If you think that’s impressive, then no, I’m not boasting.
If you think that’s unimpressive, I’m tipping you’ve spent too long trading cryptocurrencies!
2% is, in the context of a single day’s market trade, unusually good.
Better, considering the market was only up 1% the same day.
But still, I’m not boasting.
See, the ASX gains an average of something like 10% per year, inclusive of dividends.
Let’s assume dividends are around 4% per annum (a reasonable guess, given an ASX 200 ETF is paying out 2.84%, but the banks are yet to get back to pre-COVID dividend levels), and the Year 1 maths says that the average share price gain is around 6%.
That means I got a full one-third of the average yearly gain in a day.
The market went up by one-sixth of the same benchmark.
No. Still not boasting.
Exactly the opposite.
Because when we talk about the ASX’s average yearly gain, that hides a helluva lot of volatility.

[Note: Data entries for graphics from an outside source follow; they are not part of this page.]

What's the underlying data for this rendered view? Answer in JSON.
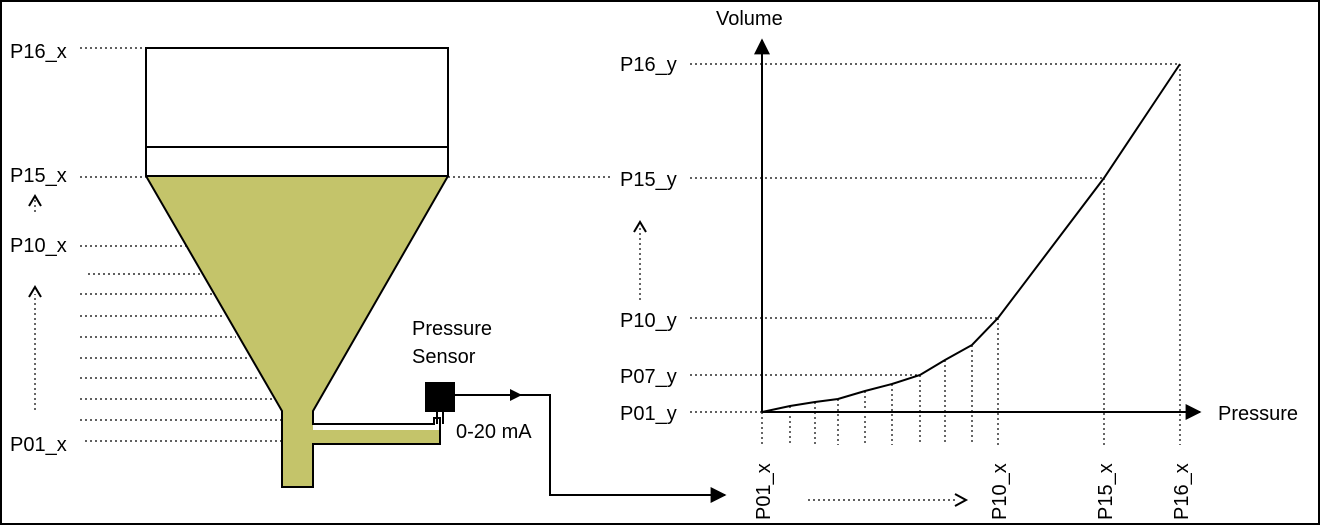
{
  "tank": {
    "levels_left": [
      "P16_x",
      "P15_x",
      "P10_x",
      "P01_x"
    ],
    "sensor_label_line1": "Pressure",
    "sensor_label_line2": "Sensor",
    "signal_label": "0-20 mA",
    "fill_color": "#c4c46a"
  },
  "graph": {
    "y_axis_label": "Volume",
    "x_axis_label": "Pressure",
    "y_ticks": [
      "P16_y",
      "P15_y",
      "P10_y",
      "P07_y",
      "P01_y"
    ],
    "x_ticks": [
      "P01_x",
      "P10_x",
      "P15_x",
      "P16_x"
    ]
  }
}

So yes, it was nice to make 2% on Tuesday.
In the last 12 months, CTM has been as low as $8 and as high as $22.
Kogan has been as high as $25 and as low as $8.70.
Kinda makes that 2% rise, though welcome, look a little anaemic, doesn’t it?

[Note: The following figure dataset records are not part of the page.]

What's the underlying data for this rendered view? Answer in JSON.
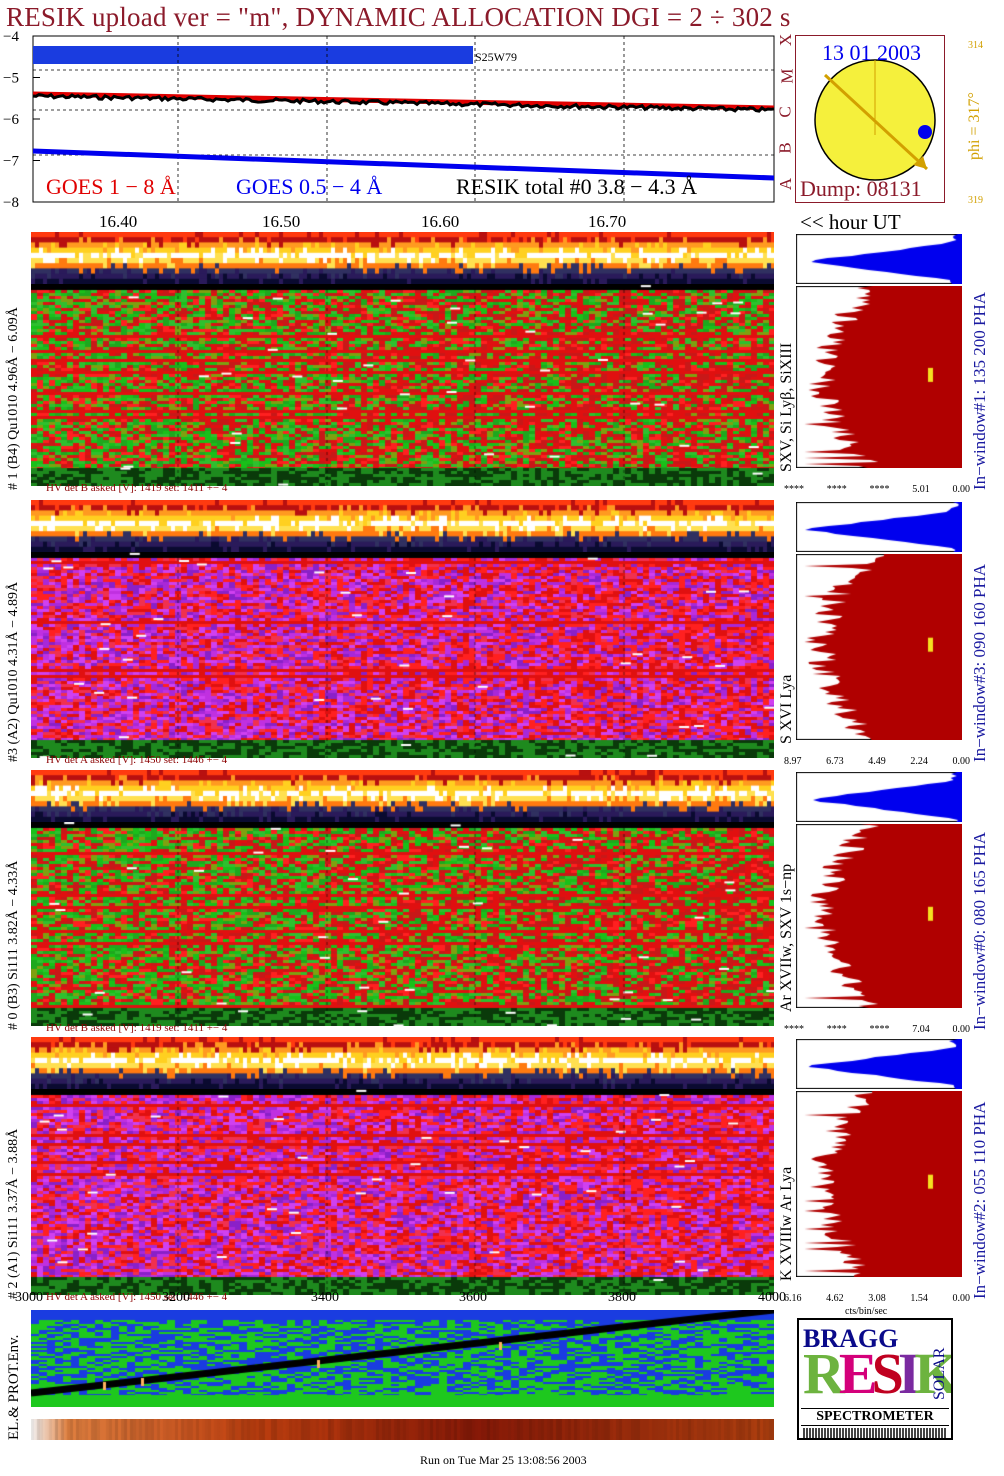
{
  "title": "RESIK upload ver = \"m\", DYNAMIC ALLOCATION  DGI =   2 ÷ 302 s",
  "colors": {
    "title": "#8b1a2a",
    "goes18": "#e00000",
    "goes054": "#0000ee",
    "resik": "#000000",
    "rightTitles": "#1a1aa0"
  },
  "lightcurve": {
    "yticks": [
      "−4",
      "−5",
      "−6",
      "−7",
      "−8"
    ],
    "ylim": [
      -8,
      -4
    ],
    "flare_label": "S25W79",
    "legend": {
      "goes18": "GOES 1 − 8 Å",
      "goes054": "GOES 0.5 − 4 Å",
      "resik": "RESIK total #0  3.8 − 4.3 Å"
    }
  },
  "sun": {
    "date": "13 01 2003",
    "phi_label": "phi = 317°",
    "phi_hi": "314",
    "phi_lo": "319",
    "dump": "Dump: 08131",
    "goes_class_letters": [
      "X",
      "M",
      "C",
      "B",
      "A"
    ]
  },
  "time_axis": {
    "ticks": [
      "16.40",
      "16.50",
      "16.60",
      "16.70"
    ],
    "unit_label": "<< hour UT"
  },
  "channels": [
    {
      "label": "# 1 (B4) Qu1010 4.96Å − 6.09Å",
      "hv": "HV det B asked [V]:  1419 set:  1411  +−    4",
      "lines": "SXV, Si Lyβ, SiXIII",
      "window": "In−window#1:  135 200 PHA",
      "scale": [
        "****",
        "****",
        "****",
        "5.01",
        "0.00"
      ],
      "theme": "green"
    },
    {
      "label": "#3 (A2) Qu1010  4.31Å − 4.89Å",
      "hv": "HV det A asked [V]:  1450 set:  1446  +−    4",
      "lines": "S XVI Lya",
      "window": "In−window#3:  090 160 PHA",
      "scale": [
        "8.97",
        "6.73",
        "4.49",
        "2.24",
        "0.00"
      ],
      "theme": "purple"
    },
    {
      "label": "# 0 (B3) Si111  3.82Å − 4.33Å",
      "hv": "HV det B asked [V]:  1419 set:  1411  +−    4",
      "lines": "Ar XVIIw, SXV 1s−np",
      "window": "In−window#0:  080 165 PHA",
      "scale": [
        "****",
        "****",
        "****",
        "7.04",
        "0.00"
      ],
      "theme": "green"
    },
    {
      "label": "# 2 (A1) Si111  3.37Å − 3.88Å",
      "hv": "HV det A asked [V]:  1450 set:  1446  +−    4",
      "lines": "K XVIIIw  Ar Lya",
      "window": "In−window#2:  055 110 PHA",
      "scale": [
        "6.16",
        "4.62",
        "3.08",
        "1.54",
        "0.00"
      ],
      "theme": "purple"
    }
  ],
  "xaxis_bottom": {
    "ticks": [
      "3000",
      "3200",
      "3400",
      "3600",
      "3800",
      "4000"
    ],
    "unit": "cts/bin/sec"
  },
  "env_label": "EL.& PROT.Env.",
  "footer": "Run on Tue Mar 25 13:08:56 2003",
  "logo": {
    "bragg": "BRAGG",
    "resik": "RESIK",
    "solar": "SOLAR",
    "spectrometer": "SPECTROMETER"
  }
}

(And Kogan fell 6% yesterday. Did I mention the ASX can be volatile?)
Don’t get me wrong: I reckon you should take the wins when you get ‘em.
But remember there’ll be bad days, too.
And that the number of ‘up’ days is often not that many more than the ‘down’ days… but the net result of all of those ups and downs tends to be up, over time.

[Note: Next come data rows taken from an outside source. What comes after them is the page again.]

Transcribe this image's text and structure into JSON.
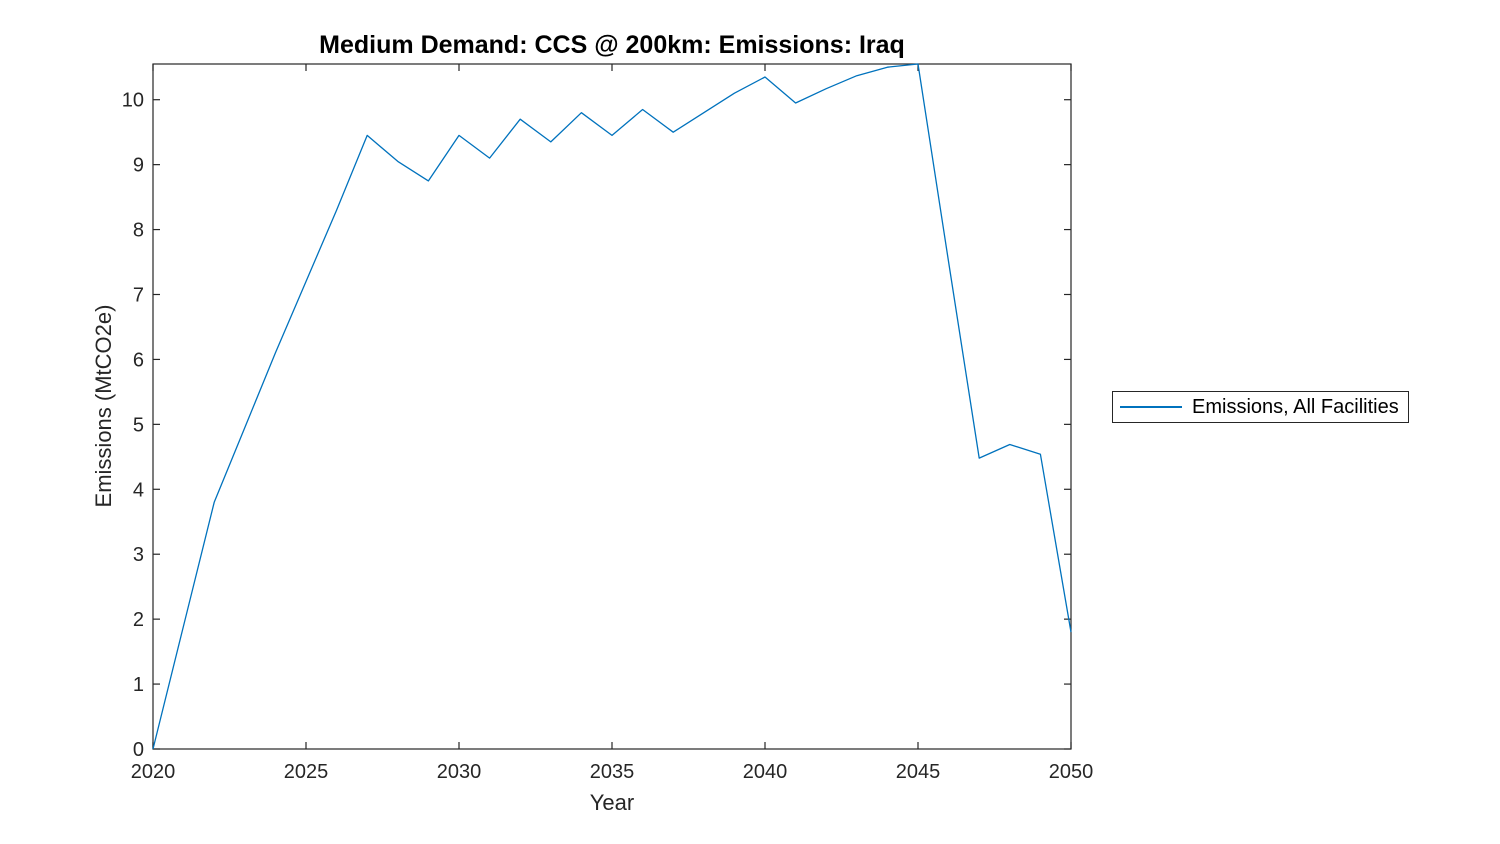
{
  "colors": {
    "line": "#0072BD",
    "axis": "#262626",
    "title_text": "#000000",
    "background": "#ffffff"
  },
  "legend": {
    "label": "Emissions, All Facilities"
  },
  "chart_data": {
    "type": "line",
    "title": "Medium Demand: CCS @ 200km: Emissions: Iraq",
    "xlabel": "Year",
    "ylabel": "Emissions (MtCO2e)",
    "xlim": [
      2020,
      2050
    ],
    "ylim": [
      0,
      10.55
    ],
    "x_ticks": [
      2020,
      2025,
      2030,
      2035,
      2040,
      2045,
      2050
    ],
    "y_ticks": [
      0,
      1,
      2,
      3,
      4,
      5,
      6,
      7,
      8,
      9,
      10
    ],
    "grid": false,
    "legend_position": "outside-right",
    "x": [
      2020,
      2021,
      2022,
      2023,
      2024,
      2025,
      2026,
      2027,
      2028,
      2029,
      2030,
      2031,
      2032,
      2033,
      2034,
      2035,
      2036,
      2037,
      2038,
      2039,
      2040,
      2041,
      2042,
      2043,
      2044,
      2045,
      2046,
      2047,
      2048,
      2049,
      2050
    ],
    "series": [
      {
        "name": "Emissions, All Facilities",
        "color": "#0072BD",
        "values": [
          0,
          1.9,
          3.8,
          4.95,
          6.1,
          7.2,
          8.3,
          9.45,
          9.05,
          8.75,
          9.45,
          9.1,
          9.7,
          9.35,
          9.8,
          9.45,
          9.85,
          9.5,
          9.8,
          10.1,
          10.35,
          9.95,
          10.17,
          10.37,
          10.5,
          10.55,
          7.5,
          4.48,
          4.69,
          4.54,
          1.8
        ]
      }
    ]
  }
}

It’s why paying attention to short term movements is usually counterproductive.
You can’t just have the good days.
You can’t avoid the bad days.
You’ve gotta take the bad with the good.
I wish I could make it different, but I can’t.
So yep, I really enjoyed Tuesday.
Yesterday? Not so much.
But better than both is getting to a point where you realise that neither is important in the overall scheme of things.
You need to learn to enjoy the good days a little less… because that also helps the bad days hurt less.
And, in the long run, that helps you avoid acting out of fear, greed, pain or pleasure.
It puts your rational brain back in charge of your emotions.
Hard, but worthwhile.
And, in all probability, much more profitable.